Bill watched the island but did not say a word. He knew the North Sea as well as most people know the place where they were born, and going to sea, for him, had usually meant fishing on the Dogger Bank. This was something different. Madeira, seen at dusk, with Black Jake close in pursuit, and the Viper coming up astern, had meant little more to him than a lucky bit of cover to allow the Wild Cat to throw the enemy off her track. But to come to this green island, with its beaches of bright sand, its black, cliff-like peaks, rising out of feathery palms swaying and blowing in the trade wind, this was indeed going foreign, and Bill would not trust himself to speak lest, for once, he should let the others see he was surprised. It was better to see all he could and to say nothing. These children would say everything that wanted saying.
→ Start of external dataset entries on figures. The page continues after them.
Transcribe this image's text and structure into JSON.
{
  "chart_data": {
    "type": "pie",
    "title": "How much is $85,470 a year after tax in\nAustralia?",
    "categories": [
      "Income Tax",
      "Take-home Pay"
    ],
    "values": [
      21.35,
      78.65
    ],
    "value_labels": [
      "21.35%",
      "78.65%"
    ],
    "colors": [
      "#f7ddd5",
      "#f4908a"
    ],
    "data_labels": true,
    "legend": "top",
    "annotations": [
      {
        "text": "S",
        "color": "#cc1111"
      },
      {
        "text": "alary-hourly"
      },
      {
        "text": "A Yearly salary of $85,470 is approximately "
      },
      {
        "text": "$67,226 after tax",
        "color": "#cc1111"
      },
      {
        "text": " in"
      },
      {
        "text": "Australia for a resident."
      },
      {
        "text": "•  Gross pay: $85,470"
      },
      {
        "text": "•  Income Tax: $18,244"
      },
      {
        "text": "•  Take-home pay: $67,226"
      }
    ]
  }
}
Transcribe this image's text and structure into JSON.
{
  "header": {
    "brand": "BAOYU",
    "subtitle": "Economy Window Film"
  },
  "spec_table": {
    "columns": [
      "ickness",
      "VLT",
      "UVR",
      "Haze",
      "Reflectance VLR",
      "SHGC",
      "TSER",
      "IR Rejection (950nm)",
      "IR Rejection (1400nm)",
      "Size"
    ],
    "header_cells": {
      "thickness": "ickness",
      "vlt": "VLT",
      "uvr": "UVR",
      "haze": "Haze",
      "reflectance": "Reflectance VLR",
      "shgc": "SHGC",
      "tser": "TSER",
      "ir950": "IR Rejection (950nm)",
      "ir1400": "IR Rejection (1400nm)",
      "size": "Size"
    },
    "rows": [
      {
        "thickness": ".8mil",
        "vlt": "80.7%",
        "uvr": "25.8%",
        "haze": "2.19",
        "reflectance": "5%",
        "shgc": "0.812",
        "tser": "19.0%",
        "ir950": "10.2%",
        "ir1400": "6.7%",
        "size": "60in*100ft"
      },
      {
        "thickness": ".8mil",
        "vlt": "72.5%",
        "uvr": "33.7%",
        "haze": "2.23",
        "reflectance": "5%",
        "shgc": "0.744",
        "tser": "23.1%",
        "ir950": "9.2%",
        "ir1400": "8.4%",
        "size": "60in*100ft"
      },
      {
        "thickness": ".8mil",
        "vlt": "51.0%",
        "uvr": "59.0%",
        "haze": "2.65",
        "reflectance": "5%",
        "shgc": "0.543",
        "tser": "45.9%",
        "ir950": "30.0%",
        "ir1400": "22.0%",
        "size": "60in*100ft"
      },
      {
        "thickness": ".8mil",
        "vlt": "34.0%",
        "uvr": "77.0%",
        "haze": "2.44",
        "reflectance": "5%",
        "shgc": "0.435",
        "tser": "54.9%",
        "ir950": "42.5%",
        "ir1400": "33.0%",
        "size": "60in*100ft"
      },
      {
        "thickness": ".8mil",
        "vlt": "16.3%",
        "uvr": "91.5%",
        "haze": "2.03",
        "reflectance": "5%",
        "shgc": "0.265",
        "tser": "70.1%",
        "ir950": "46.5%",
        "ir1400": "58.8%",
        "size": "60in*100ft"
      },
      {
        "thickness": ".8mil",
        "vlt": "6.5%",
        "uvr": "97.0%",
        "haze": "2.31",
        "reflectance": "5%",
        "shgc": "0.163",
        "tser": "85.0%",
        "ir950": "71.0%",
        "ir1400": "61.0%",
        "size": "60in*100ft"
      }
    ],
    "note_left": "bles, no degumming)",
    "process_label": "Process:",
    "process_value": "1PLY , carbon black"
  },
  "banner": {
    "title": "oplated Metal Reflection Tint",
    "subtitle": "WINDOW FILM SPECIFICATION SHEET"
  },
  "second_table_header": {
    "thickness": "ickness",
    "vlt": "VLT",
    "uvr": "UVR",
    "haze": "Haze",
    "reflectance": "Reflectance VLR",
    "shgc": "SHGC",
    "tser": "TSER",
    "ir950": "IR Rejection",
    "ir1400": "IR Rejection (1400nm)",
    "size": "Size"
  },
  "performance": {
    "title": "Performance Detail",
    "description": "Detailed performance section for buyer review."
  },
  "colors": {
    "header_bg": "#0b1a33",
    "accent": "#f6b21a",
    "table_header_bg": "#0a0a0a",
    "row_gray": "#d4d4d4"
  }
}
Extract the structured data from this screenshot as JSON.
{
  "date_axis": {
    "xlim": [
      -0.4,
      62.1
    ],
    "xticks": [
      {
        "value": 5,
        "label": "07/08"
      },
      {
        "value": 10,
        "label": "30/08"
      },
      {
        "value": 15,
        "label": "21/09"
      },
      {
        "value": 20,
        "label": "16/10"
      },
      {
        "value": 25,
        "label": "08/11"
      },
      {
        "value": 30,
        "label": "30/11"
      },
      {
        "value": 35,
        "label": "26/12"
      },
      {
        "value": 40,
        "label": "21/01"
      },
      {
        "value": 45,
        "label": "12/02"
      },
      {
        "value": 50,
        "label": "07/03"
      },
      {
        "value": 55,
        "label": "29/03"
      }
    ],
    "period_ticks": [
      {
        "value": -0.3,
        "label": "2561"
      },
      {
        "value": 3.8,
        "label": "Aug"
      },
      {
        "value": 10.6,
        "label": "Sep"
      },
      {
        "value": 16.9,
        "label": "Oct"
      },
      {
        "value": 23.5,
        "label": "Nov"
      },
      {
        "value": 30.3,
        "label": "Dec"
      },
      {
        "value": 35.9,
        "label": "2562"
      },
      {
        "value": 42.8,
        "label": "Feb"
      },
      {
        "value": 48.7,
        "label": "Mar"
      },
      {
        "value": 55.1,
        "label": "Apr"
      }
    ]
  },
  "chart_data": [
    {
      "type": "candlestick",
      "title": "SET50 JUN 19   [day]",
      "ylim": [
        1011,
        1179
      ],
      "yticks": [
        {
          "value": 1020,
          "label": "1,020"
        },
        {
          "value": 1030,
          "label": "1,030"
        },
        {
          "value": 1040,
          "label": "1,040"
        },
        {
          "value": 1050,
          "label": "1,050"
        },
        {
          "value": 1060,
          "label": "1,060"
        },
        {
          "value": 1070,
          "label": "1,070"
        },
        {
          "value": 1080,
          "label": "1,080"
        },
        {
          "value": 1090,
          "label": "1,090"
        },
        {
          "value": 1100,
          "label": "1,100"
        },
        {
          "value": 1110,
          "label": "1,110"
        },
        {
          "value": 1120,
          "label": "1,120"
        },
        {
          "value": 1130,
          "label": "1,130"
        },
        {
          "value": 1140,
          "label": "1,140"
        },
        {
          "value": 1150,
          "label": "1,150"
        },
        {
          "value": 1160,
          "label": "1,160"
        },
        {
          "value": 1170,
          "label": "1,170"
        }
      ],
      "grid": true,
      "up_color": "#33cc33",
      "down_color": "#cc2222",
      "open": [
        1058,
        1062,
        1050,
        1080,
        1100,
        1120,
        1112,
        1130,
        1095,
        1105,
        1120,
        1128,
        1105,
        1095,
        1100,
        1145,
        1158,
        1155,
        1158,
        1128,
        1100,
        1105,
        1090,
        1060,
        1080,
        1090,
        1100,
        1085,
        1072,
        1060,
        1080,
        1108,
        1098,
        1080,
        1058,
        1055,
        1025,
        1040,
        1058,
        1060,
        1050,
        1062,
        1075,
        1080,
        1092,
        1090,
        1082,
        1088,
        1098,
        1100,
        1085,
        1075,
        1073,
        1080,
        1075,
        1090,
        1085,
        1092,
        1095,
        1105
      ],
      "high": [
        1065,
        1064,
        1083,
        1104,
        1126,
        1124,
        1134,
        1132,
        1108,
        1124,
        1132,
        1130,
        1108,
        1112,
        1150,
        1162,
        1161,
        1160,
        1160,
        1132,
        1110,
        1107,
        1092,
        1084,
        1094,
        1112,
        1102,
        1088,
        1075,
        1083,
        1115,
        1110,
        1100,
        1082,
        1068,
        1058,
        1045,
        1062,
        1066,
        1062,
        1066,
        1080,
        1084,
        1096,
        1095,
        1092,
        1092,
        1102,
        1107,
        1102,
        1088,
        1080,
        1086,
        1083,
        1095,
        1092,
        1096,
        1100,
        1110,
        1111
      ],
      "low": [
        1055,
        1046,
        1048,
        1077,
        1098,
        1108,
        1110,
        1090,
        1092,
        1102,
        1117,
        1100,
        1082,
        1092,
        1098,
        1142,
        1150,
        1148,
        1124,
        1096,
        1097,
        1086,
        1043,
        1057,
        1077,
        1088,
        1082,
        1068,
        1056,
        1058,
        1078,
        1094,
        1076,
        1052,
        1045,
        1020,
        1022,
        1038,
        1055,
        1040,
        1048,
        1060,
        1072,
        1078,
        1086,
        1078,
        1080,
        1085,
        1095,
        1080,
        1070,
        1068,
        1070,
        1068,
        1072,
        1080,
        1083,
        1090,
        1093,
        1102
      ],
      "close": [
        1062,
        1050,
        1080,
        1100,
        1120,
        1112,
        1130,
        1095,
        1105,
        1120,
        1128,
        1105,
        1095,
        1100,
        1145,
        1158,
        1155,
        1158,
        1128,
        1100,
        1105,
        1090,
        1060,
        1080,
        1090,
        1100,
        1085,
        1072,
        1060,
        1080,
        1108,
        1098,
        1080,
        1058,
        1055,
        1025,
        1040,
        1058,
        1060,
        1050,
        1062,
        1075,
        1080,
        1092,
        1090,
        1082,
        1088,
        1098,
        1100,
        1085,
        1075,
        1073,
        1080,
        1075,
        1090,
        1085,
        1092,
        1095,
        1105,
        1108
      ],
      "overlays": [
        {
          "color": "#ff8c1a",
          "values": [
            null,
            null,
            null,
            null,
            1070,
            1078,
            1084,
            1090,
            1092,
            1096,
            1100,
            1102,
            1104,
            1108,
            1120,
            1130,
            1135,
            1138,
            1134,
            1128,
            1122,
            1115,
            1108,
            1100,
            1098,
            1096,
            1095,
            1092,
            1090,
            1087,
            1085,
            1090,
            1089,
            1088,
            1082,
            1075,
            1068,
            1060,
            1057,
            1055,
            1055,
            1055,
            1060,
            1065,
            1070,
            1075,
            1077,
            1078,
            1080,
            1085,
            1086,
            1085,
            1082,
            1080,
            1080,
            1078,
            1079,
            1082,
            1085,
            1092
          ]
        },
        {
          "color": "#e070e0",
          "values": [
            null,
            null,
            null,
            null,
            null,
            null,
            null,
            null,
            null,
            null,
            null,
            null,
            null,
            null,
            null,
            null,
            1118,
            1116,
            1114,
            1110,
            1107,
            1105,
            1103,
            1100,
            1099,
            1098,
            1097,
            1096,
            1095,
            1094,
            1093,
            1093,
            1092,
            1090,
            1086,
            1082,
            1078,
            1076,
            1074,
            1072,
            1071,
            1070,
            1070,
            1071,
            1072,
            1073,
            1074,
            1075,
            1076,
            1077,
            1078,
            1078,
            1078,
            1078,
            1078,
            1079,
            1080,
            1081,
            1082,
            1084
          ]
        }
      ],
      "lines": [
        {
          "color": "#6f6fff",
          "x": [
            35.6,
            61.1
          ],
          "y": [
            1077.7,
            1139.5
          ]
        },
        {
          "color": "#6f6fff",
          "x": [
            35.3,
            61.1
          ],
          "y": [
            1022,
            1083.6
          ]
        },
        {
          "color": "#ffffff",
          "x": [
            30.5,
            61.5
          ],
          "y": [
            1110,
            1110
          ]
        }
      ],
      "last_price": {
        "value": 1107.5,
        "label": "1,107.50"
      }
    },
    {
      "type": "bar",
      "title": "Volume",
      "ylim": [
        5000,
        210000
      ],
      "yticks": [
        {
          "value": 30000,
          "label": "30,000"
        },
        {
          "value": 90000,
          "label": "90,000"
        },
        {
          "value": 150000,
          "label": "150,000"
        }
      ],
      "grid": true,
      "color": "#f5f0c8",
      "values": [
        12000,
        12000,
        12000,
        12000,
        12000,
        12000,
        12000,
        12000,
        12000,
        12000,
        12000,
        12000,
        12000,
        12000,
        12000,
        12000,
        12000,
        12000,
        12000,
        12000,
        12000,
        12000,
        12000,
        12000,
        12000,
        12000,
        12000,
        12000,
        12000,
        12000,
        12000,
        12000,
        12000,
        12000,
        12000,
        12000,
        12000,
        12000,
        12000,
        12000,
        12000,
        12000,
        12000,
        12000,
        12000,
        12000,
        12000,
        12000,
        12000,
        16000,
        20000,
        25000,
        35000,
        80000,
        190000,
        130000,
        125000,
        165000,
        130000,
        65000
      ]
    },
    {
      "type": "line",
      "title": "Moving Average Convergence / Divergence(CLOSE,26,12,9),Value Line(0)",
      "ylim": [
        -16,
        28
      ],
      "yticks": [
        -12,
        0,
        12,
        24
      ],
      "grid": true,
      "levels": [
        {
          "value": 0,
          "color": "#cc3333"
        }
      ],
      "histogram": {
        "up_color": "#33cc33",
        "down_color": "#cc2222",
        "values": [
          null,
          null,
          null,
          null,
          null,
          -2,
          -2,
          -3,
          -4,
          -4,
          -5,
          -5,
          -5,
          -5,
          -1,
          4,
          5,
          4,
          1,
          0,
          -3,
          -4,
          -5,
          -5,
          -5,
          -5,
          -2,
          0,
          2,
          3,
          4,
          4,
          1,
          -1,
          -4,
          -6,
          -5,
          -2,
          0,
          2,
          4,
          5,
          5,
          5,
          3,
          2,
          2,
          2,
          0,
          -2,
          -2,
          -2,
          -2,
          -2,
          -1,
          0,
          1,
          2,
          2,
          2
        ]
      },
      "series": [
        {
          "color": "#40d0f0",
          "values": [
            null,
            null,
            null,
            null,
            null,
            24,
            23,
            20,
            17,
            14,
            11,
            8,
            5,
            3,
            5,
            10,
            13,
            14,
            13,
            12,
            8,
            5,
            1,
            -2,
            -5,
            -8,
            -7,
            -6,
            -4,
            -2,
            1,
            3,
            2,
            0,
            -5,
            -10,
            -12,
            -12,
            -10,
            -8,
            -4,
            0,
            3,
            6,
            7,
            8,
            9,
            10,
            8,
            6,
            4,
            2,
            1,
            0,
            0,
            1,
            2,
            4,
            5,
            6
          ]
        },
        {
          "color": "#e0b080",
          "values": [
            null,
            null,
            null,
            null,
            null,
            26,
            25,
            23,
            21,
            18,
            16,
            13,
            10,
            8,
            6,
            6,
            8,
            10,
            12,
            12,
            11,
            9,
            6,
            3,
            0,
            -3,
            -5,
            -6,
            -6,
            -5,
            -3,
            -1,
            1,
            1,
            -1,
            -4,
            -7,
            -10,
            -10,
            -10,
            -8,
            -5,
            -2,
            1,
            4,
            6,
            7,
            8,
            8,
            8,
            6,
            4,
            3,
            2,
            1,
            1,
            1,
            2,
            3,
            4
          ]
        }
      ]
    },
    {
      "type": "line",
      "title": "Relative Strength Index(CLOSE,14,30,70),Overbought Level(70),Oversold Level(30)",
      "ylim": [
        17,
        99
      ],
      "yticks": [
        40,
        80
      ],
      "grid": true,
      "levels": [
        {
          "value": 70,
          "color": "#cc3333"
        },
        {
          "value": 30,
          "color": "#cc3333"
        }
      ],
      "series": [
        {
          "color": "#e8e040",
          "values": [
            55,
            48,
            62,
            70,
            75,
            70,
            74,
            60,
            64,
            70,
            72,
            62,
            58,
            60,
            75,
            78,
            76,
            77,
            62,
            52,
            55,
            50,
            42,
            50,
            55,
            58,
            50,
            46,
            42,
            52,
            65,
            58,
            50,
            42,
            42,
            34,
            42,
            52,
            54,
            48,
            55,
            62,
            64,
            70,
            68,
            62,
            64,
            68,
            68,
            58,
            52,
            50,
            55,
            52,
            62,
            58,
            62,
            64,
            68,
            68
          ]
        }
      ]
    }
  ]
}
And then another thought troubled his mind. These children seemed to find it easy to forget Black Jake, but Bill knew him. Peter Duck had been mighty sure that Black Jake would think they had run down to the Canaries when he found that they were not in Funchal harbour, but what if he hadn’t? What if somehow or other he had reached the island already? The Viper was a fast vessel and carried more sail than the Wild Cat. Bill looked eagerly enough at feathery palms and shining beach, but he looked for something else. Was anyone moving on those shores? Was anyone digging under those waving trees?